Phys Rev E Stat Nonlin Soft Matter Phys. 2009 Aug;80(2 Pt 2):026704. doi: 10.1103/PhysRevE.80.026704. Epub 2009 Aug 21.
A fixed time step method is developed for integrating stochastic differential equations (SDE's) with Poisson white noise (PWN) and Lévy white noise (LWN). The method for integrating SDE's with PWN has the same structure as that proposed by Kim [Phys. Rev. E 76, 011109 (2007)], but is established by using different arguments. The integration of SDE's with LWN is based on a representation of Lévy processes by sums of scaled Brownian motions and compound Poisson processes. It is shown that the numerical solutions of SDE's with PWN and LWN converge weakly to the exact solutions of these equations, so that they can be used to estimate not only marginal properties but also distributions of functionals of the exact solutions. Numerical examples are used to demonstrate the applications and the accuracy of the proposed integration algorithms.

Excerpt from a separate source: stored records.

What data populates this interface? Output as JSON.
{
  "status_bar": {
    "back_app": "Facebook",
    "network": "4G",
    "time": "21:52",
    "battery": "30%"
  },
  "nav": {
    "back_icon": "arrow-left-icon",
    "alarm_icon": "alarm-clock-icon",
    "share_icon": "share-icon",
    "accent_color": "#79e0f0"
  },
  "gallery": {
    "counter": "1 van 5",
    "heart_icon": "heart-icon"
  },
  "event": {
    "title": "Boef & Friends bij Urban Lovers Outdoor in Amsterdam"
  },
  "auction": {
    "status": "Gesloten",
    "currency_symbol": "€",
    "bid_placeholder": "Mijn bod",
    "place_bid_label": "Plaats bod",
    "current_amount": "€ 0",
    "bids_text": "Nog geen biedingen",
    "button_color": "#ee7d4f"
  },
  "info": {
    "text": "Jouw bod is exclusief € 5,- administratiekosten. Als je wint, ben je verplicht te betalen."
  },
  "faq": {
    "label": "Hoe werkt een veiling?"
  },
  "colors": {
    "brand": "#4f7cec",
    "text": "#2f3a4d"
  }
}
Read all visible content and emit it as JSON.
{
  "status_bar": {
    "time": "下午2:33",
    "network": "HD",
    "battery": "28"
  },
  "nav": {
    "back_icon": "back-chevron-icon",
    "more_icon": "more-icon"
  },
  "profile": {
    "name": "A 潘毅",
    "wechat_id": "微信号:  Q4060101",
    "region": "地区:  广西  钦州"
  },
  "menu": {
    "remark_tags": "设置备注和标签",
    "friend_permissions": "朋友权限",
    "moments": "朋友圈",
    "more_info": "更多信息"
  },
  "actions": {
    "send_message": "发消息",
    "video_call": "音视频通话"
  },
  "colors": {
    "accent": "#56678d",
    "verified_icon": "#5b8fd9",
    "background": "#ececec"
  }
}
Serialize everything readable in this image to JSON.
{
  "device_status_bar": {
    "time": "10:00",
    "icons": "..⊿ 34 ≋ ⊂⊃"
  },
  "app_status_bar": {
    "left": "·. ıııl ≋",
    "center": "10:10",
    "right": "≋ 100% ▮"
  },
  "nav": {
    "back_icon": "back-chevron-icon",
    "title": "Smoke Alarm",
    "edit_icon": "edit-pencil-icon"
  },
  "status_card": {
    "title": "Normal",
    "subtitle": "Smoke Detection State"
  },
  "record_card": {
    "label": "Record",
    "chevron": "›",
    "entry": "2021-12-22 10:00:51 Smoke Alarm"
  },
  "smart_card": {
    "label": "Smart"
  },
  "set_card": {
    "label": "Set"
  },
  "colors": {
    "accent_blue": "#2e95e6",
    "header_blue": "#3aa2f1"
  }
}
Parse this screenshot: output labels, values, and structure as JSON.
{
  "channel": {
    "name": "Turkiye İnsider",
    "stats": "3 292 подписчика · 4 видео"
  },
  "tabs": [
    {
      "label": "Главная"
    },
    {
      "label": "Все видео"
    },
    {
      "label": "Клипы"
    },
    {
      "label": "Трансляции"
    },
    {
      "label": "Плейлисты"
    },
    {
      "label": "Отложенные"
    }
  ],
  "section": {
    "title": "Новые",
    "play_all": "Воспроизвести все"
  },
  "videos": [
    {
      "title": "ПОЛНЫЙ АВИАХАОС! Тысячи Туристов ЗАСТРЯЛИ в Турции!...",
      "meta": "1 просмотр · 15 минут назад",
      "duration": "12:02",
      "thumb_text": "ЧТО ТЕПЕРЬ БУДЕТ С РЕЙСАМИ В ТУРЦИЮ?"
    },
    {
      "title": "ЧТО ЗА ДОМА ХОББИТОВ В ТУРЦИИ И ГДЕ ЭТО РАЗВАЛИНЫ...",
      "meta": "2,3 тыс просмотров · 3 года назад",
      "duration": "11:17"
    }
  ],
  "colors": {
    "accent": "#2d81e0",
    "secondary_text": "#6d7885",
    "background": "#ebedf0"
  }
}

开发了一种固定时间步长方法,用于对带有泊松白噪声(PWN)和列维白噪声(LWN)的随机微分方程(SDE)进行积分。对带有PWN的SDE进行积分的方法与Kim [《物理评论E》76, 011109 (2007)] 提出的方法具有相同的结构,但基于不同的论证建立。对带有LWN的SDE进行积分是基于用缩放布朗运动和复合泊松过程的和来表示列维过程。结果表明,带有PWN和LWN的SDE的数值解弱收敛于这些方程的精确解,因此它们不仅可用于估计精确解的边际性质,还可用于估计精确解的泛函分布。通过数值例子展示了所提出的积分算法的应用和准确性。